You might be thinking, “But ChatGPT remembers me — it refers to things I said last week?” Some products offer persistent layers like Memory or Project Memory beyond the context window. These are information fragments carried between conversations — your name, preferences, recurring instructions, and so on. But this memory isn’t magic either: the stored information is added to the context window as part of the context when generating a response. So ultimately, it’s still subject to the same window limits.
3. Temperature: The Creativity Dial
Temperature determines the level of randomness in an LLM’s responses. Low temperature (close to 0) produces more predictable, consistent answers. High temperature produces more creative but riskier outputs. The upper limit varies by model: OpenAI and Google models work in a 0–2 range, while Claude stays within 0–1.
Let’s try the same prompt at different temperatures — “Describe in one sentence the relationship between the arrival of spring and the release of a new version of a program”:
Temperature 0: “Just as spring brings new vitality and freshness to nature, a new version of a program offers users a fresh start where bugs are fixed, features are improved, and the experience is renewed.”
Temperature 1: “Both bring innovations, improvements, and renewal after a long waiting period; however, users should still be prepared to encounter a few bugs along the way. 🌸💻”
The first is safe and predictable; the second is creative enough to use emojis.
When writing code, low temperature is generally preferred. This ensures the model produces more consistent and predictable outputs. However, slightly higher values can be useful when you want to explore alternative solutions. When brainstorming, you want high temperature — your chances of encountering surprising ideas increase. Although most systems now manage this setting in the background, knowing how it works helps us understand why we sometimes get “robotic” and sometimes “outlandish” responses.
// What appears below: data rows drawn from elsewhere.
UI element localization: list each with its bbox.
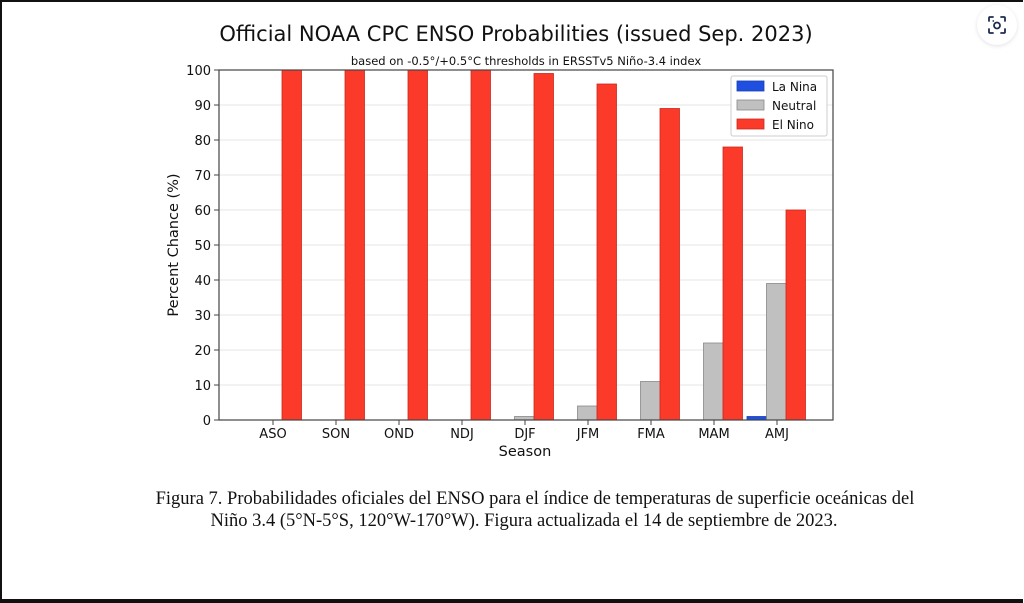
bar-el-nino-jfm	[596, 83, 617, 421]
bar-el-nino-aso	[281, 69, 302, 421]
legend: La Nina Neutral El Nino	[730, 75, 828, 137]
x-tick-label: NDJ	[450, 427, 474, 442]
bar-el-nino-fma	[659, 108, 680, 421]
y-tick-label: 50	[194, 239, 211, 254]
x-tick-label: SON	[322, 427, 350, 442]
bar-neutral-fma	[640, 381, 661, 421]
y-tick-label: 60	[194, 204, 211, 219]
y-tick-label: 40	[194, 274, 211, 289]
x-tick-label: MAM	[698, 427, 729, 442]
y-tick-label: 30	[194, 309, 211, 324]
figure-caption: Figura 7. Probabilidades oficiales del E…	[60, 488, 980, 532]
bar-el-nino-mam	[722, 146, 743, 421]
bar-el-nino-djf	[533, 73, 554, 421]
legend-swatch-neutral	[736, 99, 765, 111]
bar-el-nino-ond	[407, 69, 428, 421]
bar-el-nino-ndj	[470, 69, 491, 421]
visual-search-button[interactable]	[977, 5, 1017, 45]
bar-neutral-jfm	[577, 405, 598, 421]
y-tick-label: 80	[194, 134, 211, 149]
bar-el-nino-amj	[785, 209, 806, 421]
legend-label: El Nino	[772, 118, 814, 132]
caption-line-2: Niño 3.4 (5°N-5°S, 120°W-170°W). Figura …	[210, 511, 838, 531]
x-tick-label: AMJ	[765, 427, 789, 442]
y-axis-label: Percent Chance (%)	[166, 173, 182, 316]
x-axis: ASO SON OND NDJ DJF JFM FMA MAM AMJ	[259, 420, 789, 442]
chart-subtitle: based on -0.5°/+0.5°C thresholds in ERSS…	[351, 54, 701, 68]
y-axis: 0 10 20 30 40 50 60 70 80 90 100	[186, 64, 219, 429]
x-tick-label: ASO	[259, 427, 286, 442]
legend-swatch-el-nino	[736, 118, 765, 130]
bar-neutral-amj	[766, 283, 787, 421]
x-tick-label: FMA	[637, 427, 665, 442]
enso-chart: Official NOAA CPC ENSO Probabilities (is…	[166, 22, 834, 460]
y-tick-label: 90	[194, 99, 211, 114]
legend-swatch-la-nina	[736, 80, 765, 92]
bar-neutral-mam	[703, 342, 724, 421]
y-tick-label: 20	[194, 344, 211, 359]
bars	[281, 69, 806, 421]
y-tick-label: 10	[194, 379, 211, 394]
caption-line-1: Figura 7. Probabilidades oficiales del E…	[155, 489, 915, 509]
x-axis-label: Season	[499, 444, 552, 460]
x-tick-label: JFM	[576, 427, 600, 442]
chart-title: Official NOAA CPC ENSO Probabilities (is…	[219, 22, 812, 46]
y-tick-label: 70	[194, 169, 211, 184]
legend-label: La Nina	[772, 80, 817, 94]
x-tick-label: OND	[384, 427, 414, 442]
legend-label: Neutral	[772, 99, 816, 113]
screenshot-search-icon	[988, 16, 1006, 34]
bar-el-nino-son	[344, 69, 365, 421]
y-tick-label: 100	[186, 64, 211, 79]
y-tick-label: 0	[203, 414, 211, 429]
x-tick-label: DJF	[514, 427, 535, 442]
4. Hallucination: Why Does It Say Wrong Things So Confidently?
An LLM is not an encyclopedia. It doesn’t memorize information and recall it. At each token generation, it answers the question “What is the most likely next token?” This is a probability calculation, not information retrieval.
This is exactly where hallucination comes from. The model can produce an answer that “looks correct” statistically but doesn’t actually exist in reality. It gives the name of a nonexistent library, cites a fabricated source — and does so in an extremely convincing tone. Because its job is to produce convincing text, not to provide accurate information.
Why it matters: Instead of trusting LLM output as “correct,” you should approach it as “plausible.” You should always verify critical information.
Where Does This Knowledge Take You?
Knowing these concepts takes you from being an “AI user” to being a “conscious AI user.” When you know about the context window limit, you understand when to reset the conversation. When you know about hallucination, you don’t blindly accept the output. When you know about temperature, you adjust the tool according to the type of task.
An LLM is not a thinking machine — it’s a prediction machine. But if you know how it predicts, you can make its predictions work in your favor.
So how are these limitations being overcome? RAG, Tool Use, Agentic AI — we’ll cover the approaches the industry is building on top of these concepts in the next article.
Which of these four concepts do you feel the absence of most in your daily usage? The forgetting of context, or hallucinations?